While The Traveller starts off as Iron Man meets Quantum Leap, it soon involves into a much more complex and involved morality puzzle. Once Ioseb arrives in the lab in chapter 2 he begins to question his powers and how he uses them, as well as the motivations of those who he encounters. His constant questioning of the status quo is what makes the story really interesting, as Gibson takes a sideways look at a traditional moral conundrum, looking at the motivations of dictators and rebels alike. He questions who really is telling the truth which is a very apt discussion in this age of fake news and online propaganda. He also raises a lot of interesting questions about the validity of leadership and the opinions of the masses, that will really make you think.
But don’t worry, it’s not at the expense of it being a great yarn. The Traveller is also packed with plenty of hallmark Gibson tropes that we know and love from Twisted Dark and The Theory. From the classic twist in the tale at the end that really takes you by surprise, through to the peppering of horrific elements into the story to make what could have been a fairly gloomy steam punk tale into a trademark dark and twisted Gibson tale.

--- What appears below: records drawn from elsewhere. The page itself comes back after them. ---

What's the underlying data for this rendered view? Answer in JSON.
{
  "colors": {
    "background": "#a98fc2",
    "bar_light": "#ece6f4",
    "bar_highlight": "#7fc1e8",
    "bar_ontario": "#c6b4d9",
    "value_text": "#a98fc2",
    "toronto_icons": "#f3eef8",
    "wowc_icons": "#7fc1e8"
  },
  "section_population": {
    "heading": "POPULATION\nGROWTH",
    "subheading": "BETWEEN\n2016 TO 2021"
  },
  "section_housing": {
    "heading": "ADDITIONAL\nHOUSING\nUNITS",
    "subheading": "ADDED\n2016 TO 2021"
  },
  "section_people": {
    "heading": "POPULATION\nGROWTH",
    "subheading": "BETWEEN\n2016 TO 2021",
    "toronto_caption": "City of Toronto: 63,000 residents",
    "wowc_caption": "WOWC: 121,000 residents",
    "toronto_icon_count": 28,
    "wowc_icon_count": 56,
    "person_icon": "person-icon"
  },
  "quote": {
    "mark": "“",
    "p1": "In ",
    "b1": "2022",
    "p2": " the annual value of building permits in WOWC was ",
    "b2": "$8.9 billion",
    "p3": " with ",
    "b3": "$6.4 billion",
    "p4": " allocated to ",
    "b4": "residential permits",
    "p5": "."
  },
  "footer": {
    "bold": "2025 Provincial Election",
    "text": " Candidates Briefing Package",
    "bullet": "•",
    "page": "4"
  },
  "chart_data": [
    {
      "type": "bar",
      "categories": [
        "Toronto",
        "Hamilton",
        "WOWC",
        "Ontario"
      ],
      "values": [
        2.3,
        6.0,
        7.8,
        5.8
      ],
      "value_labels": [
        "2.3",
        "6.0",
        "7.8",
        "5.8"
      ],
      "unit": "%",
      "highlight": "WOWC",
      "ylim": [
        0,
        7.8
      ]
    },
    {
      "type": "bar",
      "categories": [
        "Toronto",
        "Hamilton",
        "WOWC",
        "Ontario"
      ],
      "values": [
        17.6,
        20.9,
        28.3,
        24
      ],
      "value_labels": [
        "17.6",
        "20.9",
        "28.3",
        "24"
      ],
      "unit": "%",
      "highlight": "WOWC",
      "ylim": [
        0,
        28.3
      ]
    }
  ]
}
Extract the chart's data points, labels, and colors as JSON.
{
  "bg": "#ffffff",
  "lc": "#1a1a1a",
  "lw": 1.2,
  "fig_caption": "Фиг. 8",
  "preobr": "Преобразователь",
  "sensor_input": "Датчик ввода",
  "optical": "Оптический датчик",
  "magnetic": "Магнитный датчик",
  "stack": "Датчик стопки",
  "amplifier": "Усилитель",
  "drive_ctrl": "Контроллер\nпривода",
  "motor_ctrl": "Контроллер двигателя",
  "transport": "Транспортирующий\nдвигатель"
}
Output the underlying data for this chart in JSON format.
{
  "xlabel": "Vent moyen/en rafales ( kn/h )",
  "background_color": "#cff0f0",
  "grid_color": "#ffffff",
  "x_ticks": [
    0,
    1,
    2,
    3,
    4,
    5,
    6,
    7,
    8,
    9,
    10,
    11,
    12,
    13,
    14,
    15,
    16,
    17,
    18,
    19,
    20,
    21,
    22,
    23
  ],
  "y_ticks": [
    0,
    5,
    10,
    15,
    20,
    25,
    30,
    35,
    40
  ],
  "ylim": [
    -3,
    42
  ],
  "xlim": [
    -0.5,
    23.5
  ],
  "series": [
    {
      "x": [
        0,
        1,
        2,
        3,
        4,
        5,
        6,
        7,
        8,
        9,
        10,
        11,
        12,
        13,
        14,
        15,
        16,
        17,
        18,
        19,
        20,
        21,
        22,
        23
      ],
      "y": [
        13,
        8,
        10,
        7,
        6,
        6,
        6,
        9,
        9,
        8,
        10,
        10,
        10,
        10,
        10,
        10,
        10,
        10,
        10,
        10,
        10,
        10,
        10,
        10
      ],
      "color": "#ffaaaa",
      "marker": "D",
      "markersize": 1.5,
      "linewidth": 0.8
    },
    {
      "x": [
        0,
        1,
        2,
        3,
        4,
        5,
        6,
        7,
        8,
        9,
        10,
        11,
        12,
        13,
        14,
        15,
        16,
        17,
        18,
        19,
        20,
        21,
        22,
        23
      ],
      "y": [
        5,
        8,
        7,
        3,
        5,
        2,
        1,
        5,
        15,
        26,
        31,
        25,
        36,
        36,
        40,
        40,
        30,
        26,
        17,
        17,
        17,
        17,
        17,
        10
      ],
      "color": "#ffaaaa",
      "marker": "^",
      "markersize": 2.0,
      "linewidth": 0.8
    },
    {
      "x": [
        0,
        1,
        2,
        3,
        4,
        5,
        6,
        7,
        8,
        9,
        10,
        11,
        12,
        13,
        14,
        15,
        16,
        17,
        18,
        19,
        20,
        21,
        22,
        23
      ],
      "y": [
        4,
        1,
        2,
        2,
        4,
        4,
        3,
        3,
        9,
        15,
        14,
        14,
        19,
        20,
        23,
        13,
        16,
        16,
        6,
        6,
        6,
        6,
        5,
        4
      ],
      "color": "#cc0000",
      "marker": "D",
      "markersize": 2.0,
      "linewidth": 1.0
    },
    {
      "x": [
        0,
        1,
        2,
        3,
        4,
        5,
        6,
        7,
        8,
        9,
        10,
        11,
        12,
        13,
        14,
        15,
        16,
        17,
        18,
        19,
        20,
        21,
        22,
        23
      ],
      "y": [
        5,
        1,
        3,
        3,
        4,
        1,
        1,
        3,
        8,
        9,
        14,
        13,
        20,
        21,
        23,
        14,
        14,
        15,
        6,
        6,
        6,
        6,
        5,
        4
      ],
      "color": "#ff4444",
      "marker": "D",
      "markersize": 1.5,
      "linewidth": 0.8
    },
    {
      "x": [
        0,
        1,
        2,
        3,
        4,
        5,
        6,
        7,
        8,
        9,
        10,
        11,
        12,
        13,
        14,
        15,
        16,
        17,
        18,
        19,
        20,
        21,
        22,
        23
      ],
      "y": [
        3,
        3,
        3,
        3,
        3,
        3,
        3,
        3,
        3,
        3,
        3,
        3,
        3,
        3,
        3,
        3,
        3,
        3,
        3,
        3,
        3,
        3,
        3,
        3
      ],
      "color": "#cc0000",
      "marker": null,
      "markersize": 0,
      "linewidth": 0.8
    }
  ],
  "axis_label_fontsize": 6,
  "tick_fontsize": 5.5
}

Neil is ably assisted by artist Tasos Anastasiades. In the pages at the back Tasos discusses his technique, which uses Poser to help speed up the creation process. Unlike other easily recognisable Poser books which feel really generic and rigid, Tasos has managed to really make the most of this style and gives the book a really slick and accomplished style to it that feels a bit like 2000 AD does steam punk and feels very much like part of the wider TPub cannon, complimenting books like Transdimensional or Tortured Life well.
Although perhaps not the most distinctive or unique style , overall Tasos’ artwork is very strong and it’s nice to see a steam punk book that doesn’t rely on the fussy clockwork style that a lot rely on to be different. It can be a bit ragged in a few places, and the design feels a bit derivative too – the traveller suit feels very old school Iron Man and rocket packs in later scenes eerily reminiscent of the Rocketeer – but if you’re being kind you would say this is them using genre styles to create a familiar pulpy world for the characters. It is definitely a book which uses familiar concepts and locations and offers them an alternative look and it is much stronger as a result.
If you are a fan of Neil Gibson’s style of writing then you will love The Traveller as it feels very much like a longer entry of his Twisted Dark or Twisted Sci-Fi series. However with more room to explore ideas, it has a thought provoking and fascinating moral depth to it that really makes it into a compelling read. As does the final twist in the tale, which some may see coming, but which we didn’t and caught us completely off guard. It really helped explain an ongoing joke about people mispronouncing Ioseb’s name which now makes a lot of sense, and gives a slice of historical reality to a fantastic tale that revels in messing with time and space!